Debilitating ransomware attacks struck a host of public and private entities this year, ranging from cities such as Baltimore to a large number of law firms. While those events grabbed headlines for encrypting data and locking entities out of systems, ransomware incidents have "sharply declined" since 2018, the FBI announced last month.

Despite the reported downturn, the FBI's press release still discouraged ransomware payments, noting it motivates hackers to continue targeting entities and payments don't ensure files will be decrypted. But in a real-life scenario, ransomware can paralyze any organization's workflow and easily stir panic that leads to rash decision-making.

To combat this threat, lawyers suggest leveraging outside counsel and a cybersecurity company during ransomware negotiations to serve as an informed intermediary between the hacker. Adams and Reese special counsel Roy Hadley Jr., who also assisted the city of Atlanta in the immediate response and aftermath of 2017's ransomware attack, said deploying a cyber expert and lawyer "takes some of the pressure off the company from making bad or hasty decisions."

Cybersecurity companies know how to obtain cryptocurrency that hackers usually demand, Hadley added. Plus, a ransomware response company will recognize well-known perpetrators and know their track record of providing encryption keys after receiving payments and the likelihood their encryption keys will work.

While law enforcement and an association of U.S. mayors discourage paying ransomware because it emboldens hackers, the decision is ultimately made by the company.

Bill Siegel, CEO and co-founder of ransomware response and recovery company Coveware Inc., noted a negotiation often hinges on if there aren't any backups of the files and if the files are important enough to a company to pay for.

"Time is the only way to signal that you don't really need it and that the business value of the data is actually low," Siegel added.

But when a hacker has encrypted essential data, Siegel said his company leverages an encrypted chat or email platform to negotiate payment with the hacker.

To be sure, impacted companies do have bargaining power while in the throes of a ransomware attack, Hadley noted. For example, if a hacker demands $10 million, the negotiator can counteroffer a smaller amount, stating the company can replace its data and system at a cheaper cost. Hadley likened the back-and-forth to a hostage negotiation, where negotiators "feel where those lines are in that negotiating process."

Still, Hadley warned, "The last thing you want to do here is something that makes the bad actor walk away and not get back the keys if the client isn't able to recover the data on their own."

Similarly, companies can leverage their counsel and outside vendor to agree to incremental payments for keys to decrypt data piecemeal. "That way before you pay the ransomware in full you'll know the purported perpetrator has the key to unlock the system," Hadley said.

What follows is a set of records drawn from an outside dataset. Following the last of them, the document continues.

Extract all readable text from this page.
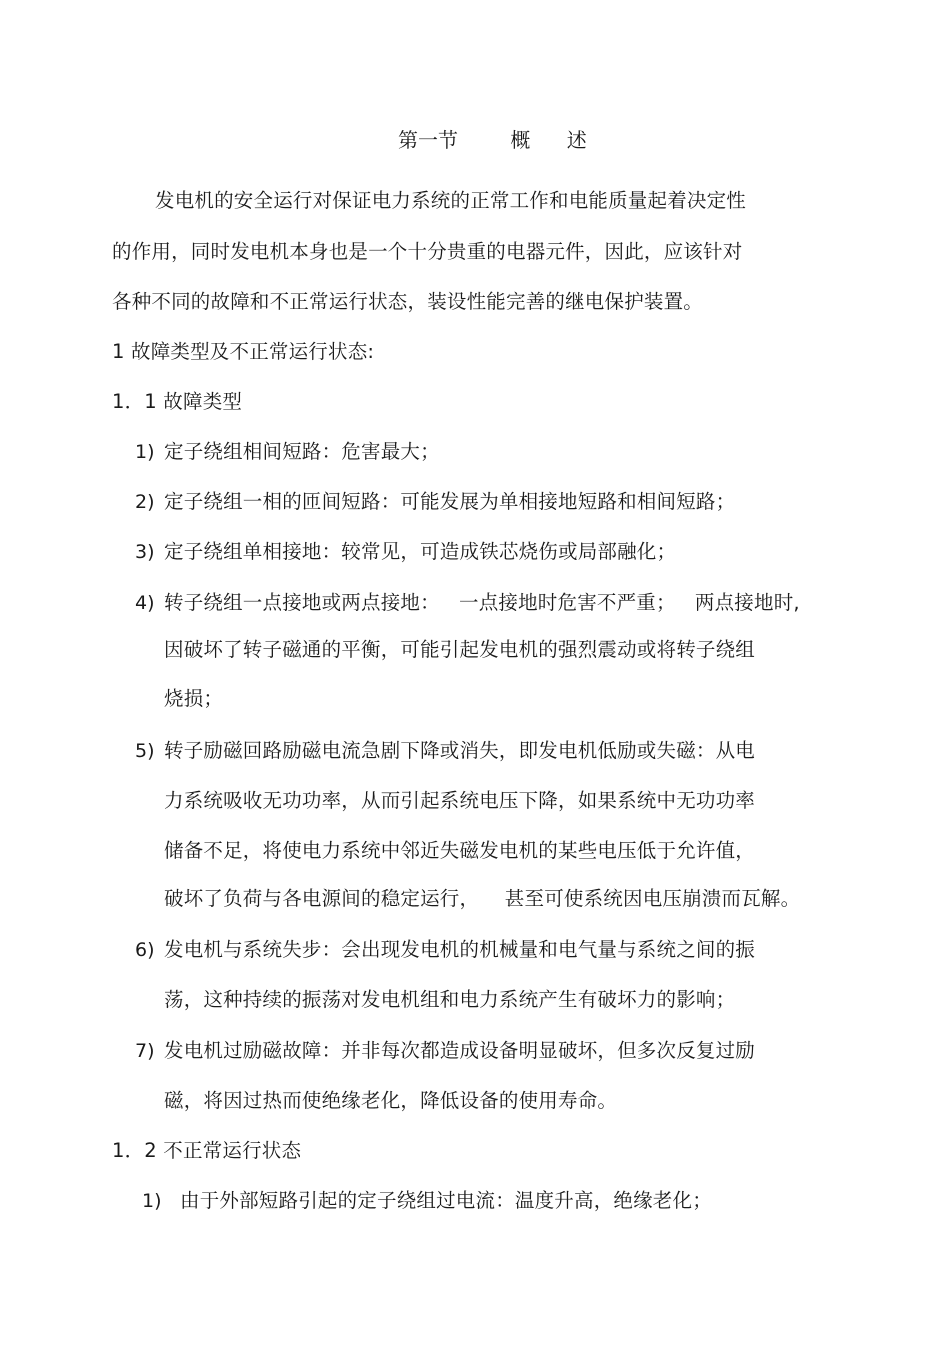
第一节	概 述
发电机的安全运行对保证电力系统的正常工作和电能质量起着决定性
的作用，同时发电机本身也是一个十分贵重的电器元件，因此，应该针对
各种不同的故障和不正常运行状态，装设性能完善的继电保护装置。
1 故障类型及不正常运行状态:
1．1 故障类型
1) 定子绕组相间短路：危害最大；
2) 定子绕组一相的匝间短路：可能发展为单相接地短路和相间短路；
3) 定子绕组单相接地：较常见，可造成铁芯烧伤或局部融化；
4) 转子绕组一点接地或两点接地：   一点接地时危害不严重；   两点接地时,
因破坏了转子磁通的平衡，可能引起发电机的强烈震动或将转子绕组
烧损；
5) 转子励磁回路励磁电流急剧下降或消失，即发电机低励或失磁：从电
力系统吸收无功功率，从而引起系统电压下降，如果系统中无功功率
储备不足，将使电力系统中邻近失磁发电机的某些电压低于允许值，
破坏了负荷与各电源间的稳定运行，    甚至可使系统因电压崩溃而瓦解。
6) 发电机与系统失步：会出现发电机的机械量和电气量与系统之间的振
荡，这种持续的振荡对发电机组和电力系统产生有破坏力的影响；
7) 发电机过励磁故障：并非每次都造成设备明显破坏，但多次反复过励
磁，将因过热而使绝缘老化，降低设备的使用寿命。
1．2 不正常运行状态
1) 由于外部短路引起的定子绕组过电流：温度升高，绝缘老化；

He added that "sometimes, ransomware attacks can be purported by anyone on the dark web." In some cases, "they give you keys and they don't work, or they give you keys and the files are corrupted," he said.

After ensuring the keys don't have malware and successfully unlock encrypted data, the company's road to recovery isn't over.

"The bad guy got into your systems; those vulnerabilities are still there," noted Hadley. "Even if you pay the ransom, you have a lot of work to do."

That work includes improving the organization's cybersecurity against similar and alternative cyberattacks and meeting any regulatory requirements, too.

"In addition to an entity's system being shut down, the entity also has to determine if any personal, nonpublic information has been compromised, which would trigger disclosure to infected individuals," said Hill Ward Henderson shareholder and ransomware response counsel Robert Shimberg. "It may trigger disclosure to regulatory agencies."